In 2008 the total number of full-time equivalent jobs was 82. The number of jobs in the primary sector was 26, all of which were in agriculture. The number of jobs in the secondary sector was 41 of which 13 or (31.7%) were in manufacturing and 28 (68.3%) were in construction. The number of jobs in the tertiary sector was 15. In the tertiary sector; 4 or 26.7% were in wholesale or retail sales or the repair of motor vehicles, 1 was in the movement and storage of goods, 2 or 13.3% were in a hotel or restaurant, 1 was in the information industry, 1 was the insurance or financial industry, 2 or 13.3% were technical professionals or scientists, 4 or 26.7% were in education.

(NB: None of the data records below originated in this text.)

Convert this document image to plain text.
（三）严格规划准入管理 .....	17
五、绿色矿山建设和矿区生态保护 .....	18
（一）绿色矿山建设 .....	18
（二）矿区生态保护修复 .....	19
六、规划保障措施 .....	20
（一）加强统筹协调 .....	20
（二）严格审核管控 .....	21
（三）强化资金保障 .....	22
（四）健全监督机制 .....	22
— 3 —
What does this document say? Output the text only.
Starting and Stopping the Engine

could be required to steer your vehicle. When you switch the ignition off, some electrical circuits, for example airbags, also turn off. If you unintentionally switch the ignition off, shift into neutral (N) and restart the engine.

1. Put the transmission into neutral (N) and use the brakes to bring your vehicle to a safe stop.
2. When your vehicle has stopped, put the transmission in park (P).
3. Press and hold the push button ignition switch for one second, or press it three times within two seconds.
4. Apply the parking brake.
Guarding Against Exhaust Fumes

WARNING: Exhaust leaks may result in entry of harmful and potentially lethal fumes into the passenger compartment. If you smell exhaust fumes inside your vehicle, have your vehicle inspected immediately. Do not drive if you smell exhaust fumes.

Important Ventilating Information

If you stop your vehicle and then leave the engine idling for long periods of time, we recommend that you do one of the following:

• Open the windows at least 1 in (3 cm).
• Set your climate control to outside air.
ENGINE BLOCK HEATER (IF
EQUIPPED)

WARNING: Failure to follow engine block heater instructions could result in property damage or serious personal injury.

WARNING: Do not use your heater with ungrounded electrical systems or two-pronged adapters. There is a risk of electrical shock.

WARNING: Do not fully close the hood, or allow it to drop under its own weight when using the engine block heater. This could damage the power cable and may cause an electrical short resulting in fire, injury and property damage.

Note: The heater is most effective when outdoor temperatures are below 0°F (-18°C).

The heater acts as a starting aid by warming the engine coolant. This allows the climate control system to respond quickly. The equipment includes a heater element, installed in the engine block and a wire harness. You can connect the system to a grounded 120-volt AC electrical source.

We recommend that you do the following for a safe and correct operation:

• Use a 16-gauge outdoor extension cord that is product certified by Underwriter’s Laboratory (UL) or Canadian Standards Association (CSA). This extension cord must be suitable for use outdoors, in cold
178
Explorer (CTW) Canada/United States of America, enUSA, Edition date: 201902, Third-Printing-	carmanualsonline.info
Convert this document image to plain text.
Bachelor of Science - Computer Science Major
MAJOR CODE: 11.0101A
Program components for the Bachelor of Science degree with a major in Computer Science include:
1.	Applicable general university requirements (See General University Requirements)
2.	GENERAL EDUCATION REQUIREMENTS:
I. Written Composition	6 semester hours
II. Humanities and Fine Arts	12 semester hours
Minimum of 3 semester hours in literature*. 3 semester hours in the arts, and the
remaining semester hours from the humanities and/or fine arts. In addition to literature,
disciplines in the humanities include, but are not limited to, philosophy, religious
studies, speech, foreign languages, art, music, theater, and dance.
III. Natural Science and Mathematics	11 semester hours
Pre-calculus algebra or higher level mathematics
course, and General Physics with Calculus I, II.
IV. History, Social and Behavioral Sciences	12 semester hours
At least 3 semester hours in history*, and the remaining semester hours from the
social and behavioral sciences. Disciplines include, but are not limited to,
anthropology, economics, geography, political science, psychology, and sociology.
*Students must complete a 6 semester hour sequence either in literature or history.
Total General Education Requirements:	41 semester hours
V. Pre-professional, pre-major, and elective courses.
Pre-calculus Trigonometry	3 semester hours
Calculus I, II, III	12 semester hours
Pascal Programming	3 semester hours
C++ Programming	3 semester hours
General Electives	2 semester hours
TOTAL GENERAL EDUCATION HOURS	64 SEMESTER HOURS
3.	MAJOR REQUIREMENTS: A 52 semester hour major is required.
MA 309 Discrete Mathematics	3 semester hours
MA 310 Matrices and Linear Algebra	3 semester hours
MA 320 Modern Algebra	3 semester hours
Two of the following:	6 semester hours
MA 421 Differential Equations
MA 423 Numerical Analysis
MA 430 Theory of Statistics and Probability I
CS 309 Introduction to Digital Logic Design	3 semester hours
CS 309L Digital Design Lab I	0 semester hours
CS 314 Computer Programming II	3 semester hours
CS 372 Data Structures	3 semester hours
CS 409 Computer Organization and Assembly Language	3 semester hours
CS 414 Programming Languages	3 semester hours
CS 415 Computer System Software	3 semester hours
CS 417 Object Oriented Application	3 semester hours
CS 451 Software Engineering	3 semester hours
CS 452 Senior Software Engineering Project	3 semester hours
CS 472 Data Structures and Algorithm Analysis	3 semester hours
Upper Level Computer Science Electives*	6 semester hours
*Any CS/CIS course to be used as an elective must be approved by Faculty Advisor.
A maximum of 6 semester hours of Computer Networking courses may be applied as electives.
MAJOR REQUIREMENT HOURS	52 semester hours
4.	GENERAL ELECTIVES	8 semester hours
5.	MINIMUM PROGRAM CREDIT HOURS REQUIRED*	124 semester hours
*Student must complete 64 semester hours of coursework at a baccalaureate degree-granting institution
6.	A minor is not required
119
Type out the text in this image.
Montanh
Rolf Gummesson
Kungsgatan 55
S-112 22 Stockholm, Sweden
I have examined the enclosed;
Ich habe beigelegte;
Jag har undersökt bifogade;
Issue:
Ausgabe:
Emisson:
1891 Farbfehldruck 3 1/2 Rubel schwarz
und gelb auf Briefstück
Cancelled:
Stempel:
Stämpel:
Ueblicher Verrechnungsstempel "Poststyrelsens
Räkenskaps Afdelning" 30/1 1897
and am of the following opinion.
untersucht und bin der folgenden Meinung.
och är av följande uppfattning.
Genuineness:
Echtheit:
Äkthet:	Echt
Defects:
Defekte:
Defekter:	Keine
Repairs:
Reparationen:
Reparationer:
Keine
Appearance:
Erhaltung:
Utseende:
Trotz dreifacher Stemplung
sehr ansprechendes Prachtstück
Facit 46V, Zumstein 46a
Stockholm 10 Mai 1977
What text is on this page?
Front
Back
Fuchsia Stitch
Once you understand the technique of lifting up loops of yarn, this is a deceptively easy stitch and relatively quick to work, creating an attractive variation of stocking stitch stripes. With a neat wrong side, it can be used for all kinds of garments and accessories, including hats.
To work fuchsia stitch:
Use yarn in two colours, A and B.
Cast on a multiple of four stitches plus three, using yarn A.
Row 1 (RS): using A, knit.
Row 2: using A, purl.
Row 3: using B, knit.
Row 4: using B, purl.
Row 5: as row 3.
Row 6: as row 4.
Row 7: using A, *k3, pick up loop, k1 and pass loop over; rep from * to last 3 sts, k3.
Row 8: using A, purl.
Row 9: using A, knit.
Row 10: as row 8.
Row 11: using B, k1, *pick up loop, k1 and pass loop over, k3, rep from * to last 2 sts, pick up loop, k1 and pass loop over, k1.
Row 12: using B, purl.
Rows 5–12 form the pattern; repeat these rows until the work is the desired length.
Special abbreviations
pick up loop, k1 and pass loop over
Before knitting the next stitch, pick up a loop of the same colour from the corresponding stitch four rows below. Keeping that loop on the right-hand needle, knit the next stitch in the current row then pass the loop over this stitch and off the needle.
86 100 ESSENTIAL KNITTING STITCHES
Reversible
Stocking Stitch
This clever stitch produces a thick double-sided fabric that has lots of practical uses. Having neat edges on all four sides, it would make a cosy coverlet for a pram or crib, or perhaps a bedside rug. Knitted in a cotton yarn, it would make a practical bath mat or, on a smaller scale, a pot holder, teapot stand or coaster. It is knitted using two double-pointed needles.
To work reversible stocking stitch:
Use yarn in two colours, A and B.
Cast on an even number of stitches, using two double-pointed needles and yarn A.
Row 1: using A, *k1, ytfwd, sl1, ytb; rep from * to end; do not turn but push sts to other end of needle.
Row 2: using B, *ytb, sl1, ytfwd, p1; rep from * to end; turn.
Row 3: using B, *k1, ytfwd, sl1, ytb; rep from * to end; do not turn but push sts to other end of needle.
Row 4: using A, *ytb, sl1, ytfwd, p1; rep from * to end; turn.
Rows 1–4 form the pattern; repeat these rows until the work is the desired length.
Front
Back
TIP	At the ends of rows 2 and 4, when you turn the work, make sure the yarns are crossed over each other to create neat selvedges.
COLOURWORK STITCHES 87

In 2000, there were 26 workers who commuted into the municipality and 117 workers who commuted away. The municipality is a net exporter of workers, with about 4.5 workers leaving the municipality for every one entering. Of the working population, 7.6% used public transportation to get to work, and 69.6% used a private car.

==Religion==
From the 2000 census, 48 or 15.0% were Roman Catholic, while 220 or 68.8% belonged to the Swiss Reformed Church. Of the rest of the population, there was 1 member of an Orthodox church, and there were 28 individuals (or about 8.75% of the population) who belonged to another Christian church. 31 (or about 9.69% of the population) belonged to no church, are agnostic or atheist, and 5 individuals (or about 1.56% of the population) did not answer the question.

==Education==
In Donneloye about 111 or (34.7%) of the population have completed non-mandatory upper secondary education, and 48 or (15.0%) have completed additional higher education (either university or a Fachhochschule). Of the 48 who completed tertiary schooling, 62.5% were Swiss men, 29.2% were Swiss women.

In the 2009/2010 school year there were a total of 94 students in the Donneloye school district. In the Vaud cantonal school system, two years of non-obligatory pre-school are provided by the political districts. During the school year, the political district provided pre-school care for a total of 578 children of which 359 children (62.1%) received subsidized pre-school care. The canton's primary school program requires students to attend for four years. There were 49 students in the municipal primary school program. The obligatory lower secondary school program lasts for six years and there were 45 students in those schools.

As of 2000, there were 23 students in Donneloye who came from another municipality, while 33 residents attended schools outside the municipality.